Apple iPad: The Retina Display Redefines the Tablet

17.03.2012

You'll also see the difference whenever you play or capture a 1080p movie, or take photos with the new 5-megapixel camera (now dubbed "iSight," and vastly improved over the iPad 2's pitiful less-than-1-megapixel camera). The camera app was a pleasure to use compared with those on the Android tablets we've looked at, too. Sure, it lacks the finer exposure controls that the Android models offer, but Apple's app simply works more smoothly--it's quicker to focus, and it's more responsive overall, which means you're more likely to get the shot you're after.

Inside the iPad, Apple has applied moderate improvements to the tablet's guts. The new slate runs on an A5X dual-core Cortex A9-based system-on-chip, but it now has a quad-core graphics engine. That translates into what appears to be reasonably powerful graphics muscle, and solid overall performance. In the benchmark tests we ran at launch, the iPad excelled at some metrics, as you can see in the GLBenchmark 2.1.2 charts below.

On other metrics, including two other GLBenchmark tests and our Web-page-load and Sunspider tests, the iPad matched the iPad 2's performance.

[See "" for more in-depth analysis of how the new iPad stacks up to the top Android tablets.]

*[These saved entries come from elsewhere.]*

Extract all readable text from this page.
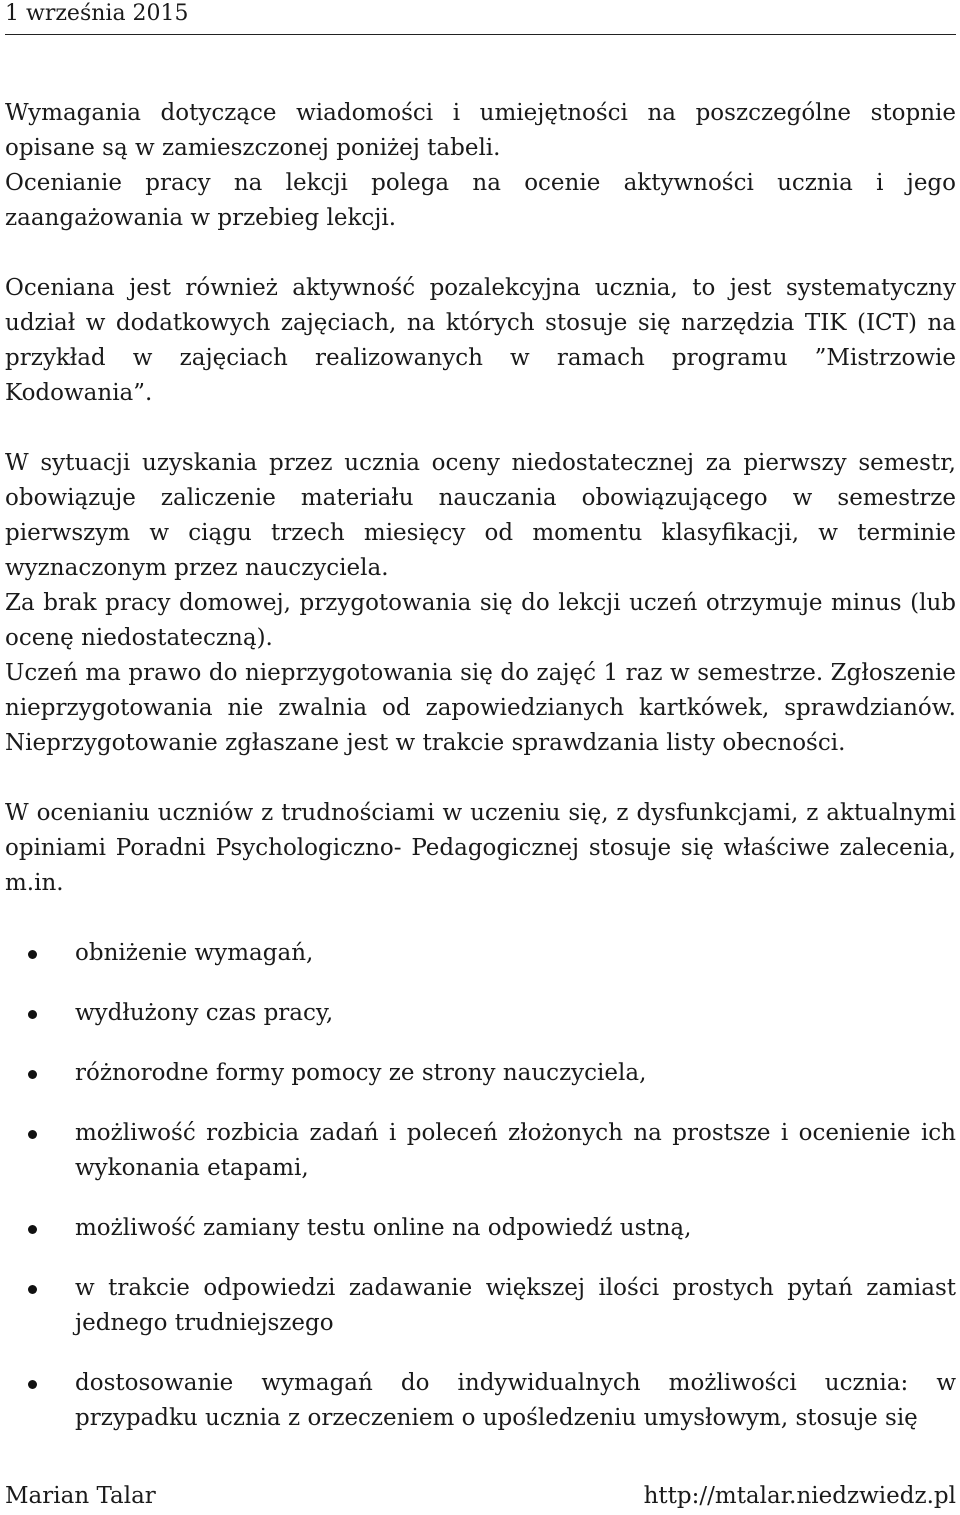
1 września 2015

Wymagania dotyczące wiadomości i umiejętności na poszczególne stopnie opisane są w zamieszczonej poniżej tabeli.

Ocenianie pracy na lekcji polega na ocenie aktywności ucznia i jego zaangażowania w przebieg lekcji.

Oceniana jest również aktywność pozalekcyjna ucznia, to jest systematyczny udział w dodatkowych zajęciach, na których stosuje się narzędzia TIK (ICT) na przykład w zajęciach realizowanych w ramach programu ”Mistrzowie Kodowania”.

W sytuacji uzyskania przez ucznia oceny niedostatecznej za pierwszy semestr, obowiązuje zaliczenie materiału nauczania obowiązującego w semestrze pierwszym w ciągu trzech miesięcy od momentu klasyfikacji, w terminie wyznaczonym przez nauczyciela.

Za brak pracy domowej, przygotowania się do lekcji uczeń otrzymuje minus (lub ocenę niedostateczną).

Uczeń ma prawo do nieprzygotowania się do zajęć 1 raz w semestrze. Zgłoszenie nieprzygotowania nie zwalnia od zapowiedzianych kartkówek, sprawdzianów. Nieprzygotowanie zgłaszane jest w trakcie sprawdzania listy obecności.

W ocenianiu uczniów z trudnościami w uczeniu się, z dysfunkcjami, z aktualnymi opiniami Poradni Psychologiczno- Pedagogicznej stosuje się właściwe zalecenia, m.in.

obniżenie wymagań,
wydłużony czas pracy,
różnorodne formy pomocy ze strony nauczyciela,
możliwość rozbicia zadań i poleceń złożonych na prostsze i ocenienie ich wykonania etapami,
możliwość zamiany testu online na odpowiedź ustną,
w trakcie odpowiedzi zadawanie większej ilości prostych pytań zamiast jednego trudniejszego
dostosowanie wymagań do indywidualnych możliwości ucznia: w przypadku ucznia z orzeczeniem o upośledzeniu umysłowym, stosuje się
Marian Talar	http://mtalar.niedzwiedz.pl
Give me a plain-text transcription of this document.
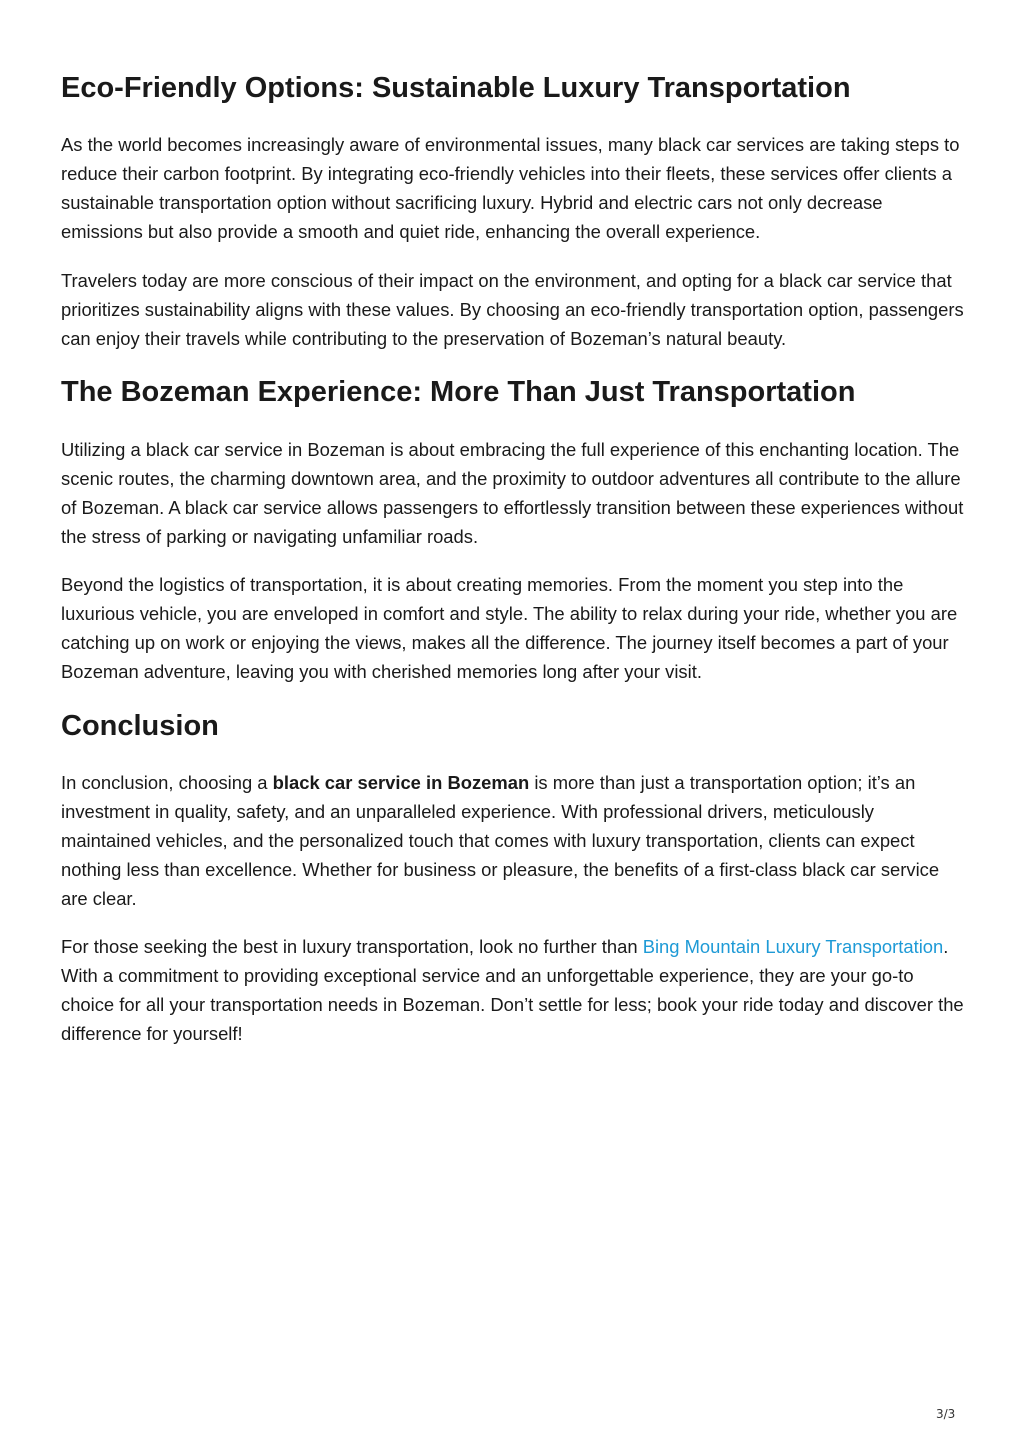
Eco-Friendly Options: Sustainable Luxury Transportation

As the world becomes increasingly aware of environmental issues, many black car services are taking steps to reduce their carbon footprint. By integrating eco-friendly vehicles into their fleets, these services offer clients a sustainable transportation option without sacrificing luxury. Hybrid and electric cars not only decrease emissions but also provide a smooth and quiet ride, enhancing the overall experience.

Travelers today are more conscious of their impact on the environment, and opting for a black car service that prioritizes sustainability aligns with these values. By choosing an eco-friendly transportation option, passengers can enjoy their travels while contributing to the preservation of Bozeman’s natural beauty.

The Bozeman Experience: More Than Just Transportation

Utilizing a black car service in Bozeman is about embracing the full experience of this enchanting location. The scenic routes, the charming downtown area, and the proximity to outdoor adventures all contribute to the allure of Bozeman. A black car service allows passengers to effortlessly transition between these experiences without the stress of parking or navigating unfamiliar roads.

Beyond the logistics of transportation, it is about creating memories. From the moment you step into the luxurious vehicle, you are enveloped in comfort and style. The ability to relax during your ride, whether you are catching up on work or enjoying the views, makes all the difference. The journey itself becomes a part of your Bozeman adventure, leaving you with cherished memories long after your visit.

Conclusion

In conclusion, choosing a black car service in Bozeman is more than just a transportation option; it’s an investment in quality, safety, and an unparalleled experience. With professional drivers, meticulously maintained vehicles, and the personalized touch that comes with luxury transportation, clients can expect nothing less than excellence. Whether for business or pleasure, the benefits of a first-class black car service are clear.

For those seeking the best in luxury transportation, look no further than Bing Mountain Luxury Transportation. With a commitment to providing exceptional service and an unforgettable experience, they are your go-to choice for all your transportation needs in Bozeman. Don’t settle for less; book your ride today and discover the difference for yourself!

3/3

Ultimately, how good the iPad looks and performs will depend largely on the content you're viewing. Most things you view on the new iPad will look better than they do on the iPad 2. Books, magazines, apps, and Web pages all have the potential to look great, like nothing you've seen before, and games will be able to advance in graphical complexity beyond what we have today. It will take time, however, for developers to catch up and make that wholesale shift. Until then, be prepared: Your results will vary dramatically, ranging from disappointing to brilliant.